41. Querer que a Religião Cristã inspire aos cidadãos uma obediência cega, e fanática, é calúnia. Quando ela manda aos vassalos que obedeçam ao seu Soberano, sua intenção não é fazê-los cúmplices das criminosas vontades do seu Soberano, obrigando-os a consentir, ou a cooperar nos crimes, que um mão Príncipe queira, se o monarca abusa do seu poder para mandar alguma coisa contra a Fé, e costumes, a Religião quer que os seus vassalos lhe deem aquela mesma resposta, que deu S. Pedro à face dos Apóstolos ao chefe da Sinagoga: "É necessário, lhe respondeu ele, obedecer a Deus antes que aos homens" ("Obdire oportet Deo magis, quam hominibus" Act. cap. 5 v. 29). Isto não é inspirar nos povos uma obediência cega, e fanática.

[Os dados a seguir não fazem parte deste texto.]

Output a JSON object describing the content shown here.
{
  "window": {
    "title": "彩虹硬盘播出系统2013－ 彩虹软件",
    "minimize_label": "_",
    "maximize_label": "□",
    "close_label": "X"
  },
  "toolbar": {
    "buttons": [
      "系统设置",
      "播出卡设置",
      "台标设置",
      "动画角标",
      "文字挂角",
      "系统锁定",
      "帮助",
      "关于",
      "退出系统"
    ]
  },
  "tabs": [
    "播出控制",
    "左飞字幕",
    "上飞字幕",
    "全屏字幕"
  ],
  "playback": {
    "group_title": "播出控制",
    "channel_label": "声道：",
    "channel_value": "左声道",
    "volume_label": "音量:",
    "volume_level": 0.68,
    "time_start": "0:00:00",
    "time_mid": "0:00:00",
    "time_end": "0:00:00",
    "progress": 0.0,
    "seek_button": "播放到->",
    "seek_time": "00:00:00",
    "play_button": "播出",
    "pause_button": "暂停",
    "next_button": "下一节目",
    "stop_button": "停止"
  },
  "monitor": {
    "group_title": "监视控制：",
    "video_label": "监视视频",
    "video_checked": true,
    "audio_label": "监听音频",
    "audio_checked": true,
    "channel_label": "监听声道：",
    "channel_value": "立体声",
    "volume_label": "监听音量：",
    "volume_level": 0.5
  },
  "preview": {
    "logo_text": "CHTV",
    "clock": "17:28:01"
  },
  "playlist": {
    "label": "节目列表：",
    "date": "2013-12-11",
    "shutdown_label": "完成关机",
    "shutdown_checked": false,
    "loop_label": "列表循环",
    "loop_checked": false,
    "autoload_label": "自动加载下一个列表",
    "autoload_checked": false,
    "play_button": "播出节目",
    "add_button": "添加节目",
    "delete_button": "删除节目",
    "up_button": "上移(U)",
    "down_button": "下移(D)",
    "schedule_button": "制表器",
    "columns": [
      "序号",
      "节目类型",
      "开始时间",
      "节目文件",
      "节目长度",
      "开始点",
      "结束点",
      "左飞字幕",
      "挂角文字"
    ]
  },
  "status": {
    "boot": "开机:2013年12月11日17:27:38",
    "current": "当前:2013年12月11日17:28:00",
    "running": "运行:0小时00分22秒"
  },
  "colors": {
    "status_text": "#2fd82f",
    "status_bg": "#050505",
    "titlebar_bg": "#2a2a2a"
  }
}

42. Se a Religião Cristã não é mais, que um sistema filosófico, confessamos que ele é excelente. Que união! Que harmonia entre as suas partes! É um todo admiravelmente ligado: Respondent extrema primis, media utriusque, omnia omnibus. Se é uma ficção, deve-se desculpar aquele que a ela se aferra; ela imita a verdade de tão perto, que é fácil de a conhecer. Agradável ilusão! Quanto estimo de me enganar com ela! Mas que digo? O Cristianismo não é um sonho filosófico, uma produção engenhosa de algum indagador, mas a obra do mesmo Deus. Não são filósofos que a têm proposto aos povos; são ignorantes, para com o mundo, os que têm persuadido aos filósofos.

43. A Religião Cristã é necessária para a salvação. Os que vivem fora do seu seio, caminham para as sombras da morte. É grande erro supor uma religião menos perfeita, comum a todas as nações, apoiada no conhecimento de um só Deus, justo Juiz, remunerador da virtude, e vingador do crime, que não tenha alguma analogia com a Revelação; que possa formar filhos de Deus, e obrar uma verdadeira justiça, que deve bastar só nos países, onde o Evangelho não é conhecido para conduzir os homens à salvação, independentemente dos merecimentos de Jesus Cristo. Não é assim que os Apóstolos instruíram os nossos primeiros pais. ("Vos autem non ita didieistis Cristum". Efes. c. 4 v. 10) Não há Salvação sem Jesus Cristo, nem outro nome abaixo dos Céus dado nos homens, por quem nos devemos salvar. Ele é o Salvador de todos os justos do Antigo, e Novo Testamento, e único mediador de Deus, e dos homens, o caminho, a verdade, a vida; ninguém chega a seu Pai, senão por Ele. (Act. cap. 4 v. 12)

44. Pode-se considerar a Religião Cristã por duas faces, ou enquanto à sua forma, ou enquanto à sua essência. A sua forma variou; é diferente na lei Natural, na lei Moisaica, e na lei Evangélica; mas a sua essência,é, e tem sido sempre a mesma. "Todos os justos que houveram no princípio do Mundo, diz Sto. Agostinho, tiveram por cabeça a Jesus Cristo. Creram, que ele viria, como nós cremos que veio: eles foram salvos pela mesma Fé, que nos salva a nós mesmos; para que ele fosse o cabeça de toda a Cidade de Jerusalém."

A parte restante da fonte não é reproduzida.